Wir haben bereits mehrmals über die bemerkenswerten Videos auf dem Youtube-Kanal Branch Education berichtet. Seit etwas mehr als sieben Jahren bemühen sich die Macher des Kanals darum, uns qualitativ hochwertige Inhalte zu liefern, die die Funktionsweise aller elektronischen/informatischen Geräte, die uns umgeben, erläutern.
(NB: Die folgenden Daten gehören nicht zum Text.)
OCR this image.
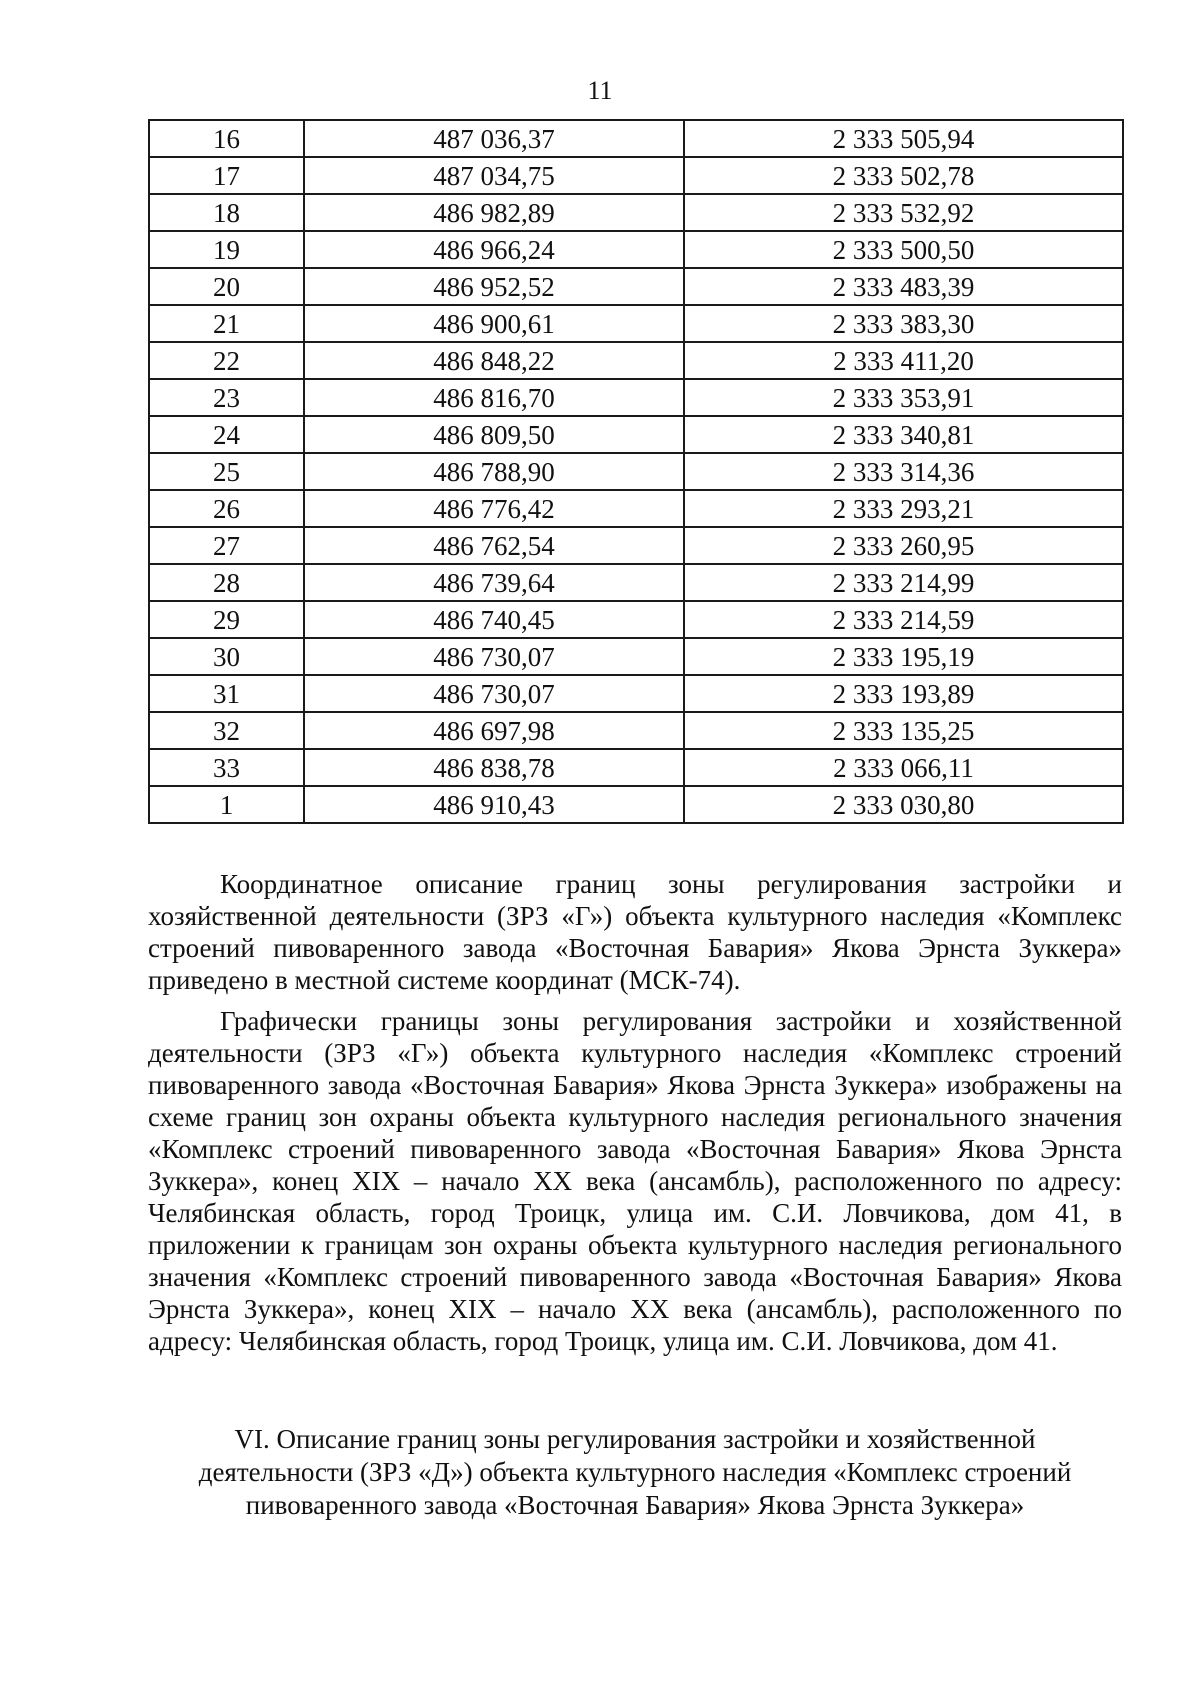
11
16	487 036,37	2 333 505,94
17	487 034,75	2 333 502,78
18	486 982,89	2 333 532,92
19	486 966,24	2 333 500,50
20	486 952,52	2 333 483,39
21	486 900,61	2 333 383,30
22	486 848,22	2 333 411,20
23	486 816,70	2 333 353,91
24	486 809,50	2 333 340,81
25	486 788,90	2 333 314,36
26	486 776,42	2 333 293,21
27	486 762,54	2 333 260,95
28	486 739,64	2 333 214,99
29	486 740,45	2 333 214,59
30	486 730,07	2 333 195,19
31	486 730,07	2 333 193,89
32	486 697,98	2 333 135,25
33	486 838,78	2 333 066,11
1	486 910,43	2 333 030,80

Координатное описание границ зоны регулирования застройки и хозяйственной деятельности (ЗРЗ «Г») объекта культурного наследия «Комплекс строений пивоваренного завода «Восточная Бавария» Якова Эрнста Зуккера» приведено в местной системе координат (МСК-74).

Графически границы зоны регулирования застройки и хозяйственной деятельности (ЗРЗ «Г») объекта культурного наследия «Комплекс строений пивоваренного завода «Восточная Бавария» Якова Эрнста Зуккера» изображены на схеме границ зон охраны объекта культурного наследия регионального значения «Комплекс строений пивоваренного завода «Восточная Бавария» Якова Эрнста Зуккера», конец XIX – начало XX века (ансамбль), расположенного по адресу: Челябинская область, город Троицк, улица им. С.И. Ловчикова, дом 41, в приложении к границам зон охраны объекта культурного наследия регионального значения «Комплекс строений пивоваренного завода «Восточная Бавария» Якова Эрнста Зуккера», конец XIX – начало XX века (ансамбль), расположенного по адресу: Челябинская область, город Троицк, улица им. С.И. Ловчикова, дом 41.

VI. Описание границ зоны регулирования застройки и хозяйственной
деятельности (ЗРЗ «Д») объекта культурного наследия «Комплекс строений
пивоваренного завода «Восточная Бавария» Якова Эрнста Зуккера»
Von der Funktionsweise einer CPU ( Central Processing Unit) über die Funktionsweise einer GPU ( Graphics Processing Unit) bis hin zu einer detaillierten Einführung in den lithografischen Ätzprozess sind die von Branch Education erstellten Videos alle absolut bemerkenswert.
Im heutigen Video des Tages befasst sich der Youtube-Kanal mit einem Gerät, das so unentbehrlich ist, dass man es kaum kennt: der Maus. Neben der Tastatur ist die Maus - mehr als 60 Jahre nach ihrer Erfindung - immer noch eines der wichtigsten Kommunikationsmittel zwischen dem Benutzer und seinem Computer. Der innere Aufbau der Maus hat sich jedoch im Laufe der Zeit stark verändert, und in den 1990er Jahren wurden die traditionellen Kugelmäuse durch optische Mäuse ersetzt. Lasermodelle waren nicht von Dauer - zu teuer ohne wirklichen Nutzen - und heute basieren absolut alle Mäuse auf einem optischen Sensor, der die Position und die Bewegungen des Mauszeigers auf dem Bildschirm bestimmt.
Dieser auch als IAS (für Image Acquisition System) bekannte Sensor ist mit einer LED verbunden, deren einzige Aufgabe es ist, Infrarotlicht zu erzeugen, das dann durch eine Linse abgelenkt wird, um die Gleitfläche der Maus in einem leichten Winkel zu beleuchten. Dieser Winkel verschafft dem Sensor eine bessere "Sichtbarkeit", den Rest erledigen die Unebenheiten der Gleitfläche. Diese beiden Elemente sind dazu da, damit der Sensor "sehen" kann, wohin sich die Maus bewegt, und um die Bewegungsvektoren zu bestimmen, macht der Sensor über 17.000 Fotos pro Sekunde! Er speichert sie nicht und vergleicht lediglich die Bewegung zwischen einem Bild und dem nächsten: eine Verschiebung von nur 59 μs, die es ermöglicht, zu sehen, in welche Richtung und wie schnell sich die Maus bewegt hat.
Der Sensor muss diese Informationen dann "nur noch" in Bewegungen des Mauszeigers auf dem Bildschirm umsetzen, aber um alles im Detail und mit vielen grafischen Elementen zu verstehen, ist es immer noch am besten, sich das Video des Branch Education Channels anzusehen. Ein Musterbeispiel.